Thursday, 22 September 2011
Britain, already no country for today's old men, will become even less of one for tomorrow's
An article in 'The Daily Mail' yesterday was entitled :
A quarter of over-55s have to survive on £24 a day: Spending on food is cut as millions struggle to pay bills
It was based on a report from the insurance giant 'Aviva', itself based on one of the largest and most important surveys of 'over-55s' in Britain, where more than 10,300 were asked questions about their finances ranging from the size of their mortgage to whether or not they had a pension ?
It found :
* that 23% of over-55's have to survive on a post-tax income of £750 or less each month, equal to about £24 a day and out of this, had to pay all their bills, from council tax and energy to mortgage and were cutting spending on food in a desperate attempt to save money.

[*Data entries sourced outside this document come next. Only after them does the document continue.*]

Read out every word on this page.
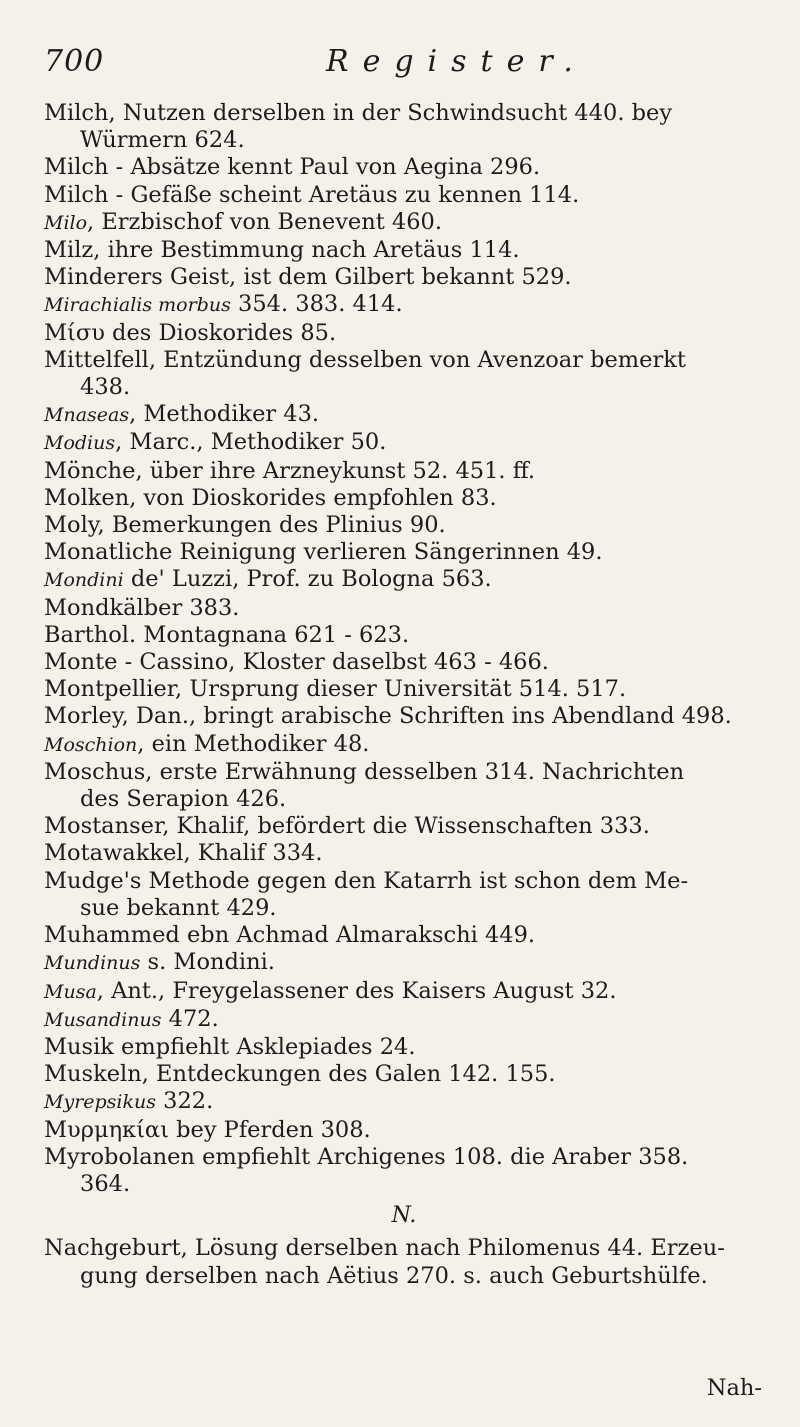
700	Register.
Milch, Nutzen derselben in der Schwindsucht 440. bey
Würmern 624.
Milch - Absätze kennt Paul von Aegina 296.
Milch - Gefäße scheint Aretäus zu kennen 114.
Milo, Erzbischof von Benevent 460.
Milz, ihre Bestimmung nach Aretäus 114.
Minderers Geist, ist dem Gilbert bekannt 529.
Mirachialis morbus 354. 383. 414.
Μίσυ des Dioskorides 85.
Mittelfell, Entzündung desselben von Avenzoar bemerkt
438.
Mnaseas, Methodiker 43.
Modius, Marc., Methodiker 50.
Mönche, über ihre Arzneykunst 52. 451. ff.
Molken, von Dioskorides empfohlen 83.
Moly, Bemerkungen des Plinius 90.
Monatliche Reinigung verlieren Sängerinnen 49.
Mondini de' Luzzi, Prof. zu Bologna 563.
Mondkälber 383.
Barthol. Montagnana 621 - 623.
Monte - Cassino, Kloster daselbst 463 - 466.
Montpellier, Ursprung dieser Universität 514. 517.
Morley, Dan., bringt arabische Schriften ins Abendland 498.
Moschion, ein Methodiker 48.
Moschus, erste Erwähnung desselben 314. Nachrichten
des Serapion 426.
Mostanser, Khalif, befördert die Wissenschaften 333.
Motawakkel, Khalif 334.
Mudge's Methode gegen den Katarrh ist schon dem Me-
sue bekannt 429.
Muhammed ebn Achmad Almarakschi 449.
Mundinus s. Mondini.
Musa, Ant., Freygelassener des Kaisers August 32.
Musandinus 472.
Musik empfiehlt Asklepiades 24.
Muskeln, Entdeckungen des Galen 142. 155.
Myrepsikus 322.
Μυρμηκίαι bey Pferden 308.
Myrobolanen empfiehlt Archigenes 108. die Araber 358.
364.
N.
Nachgeburt, Lösung derselben nach Philomenus 44. Erzeu-
gung derselben nach Aëtius 270. s. auch Geburtshülfe.
Nah-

* there was clear evidence of old people ‘cutting discretionary food spending and opting for cheaper options’ and using discount shops or cheaper supermarkets and boycotting more expensive options such as organic food.
* many had threadbare personal finances with one in six having no savings and will either have to work until they drop because they cannot afford to retire, or rely on modest State benefits if they stop working.
* around 7% of over-75s still have a mortgage, with the average size a ‘worrying’ £46,873.
Clive Bolton, a director of Aviva, said that the situation is made worse by rising inflation, which cripples pensioners more than any other age group because, although they are living on a fixed income, their bills are rising rapidly, particularly for energy.
Saga, the old age specialists, said that its research found that more than 60% of those over the age of 50 say their lifestyle has ‘crashed’ in the course of the past year and have made cutbacks ranging from using their car less and buying fewer clothes, to cancelling holidays and never eating out or going to the cinema.
Simon Rose, from the campaign group, 'Save our Savers', said:
‘No matter how bad the climate for savings, people need to get into the savings habit. Unless you save for a large part of your working life, you are going to face an unhappy and impoverished old age.’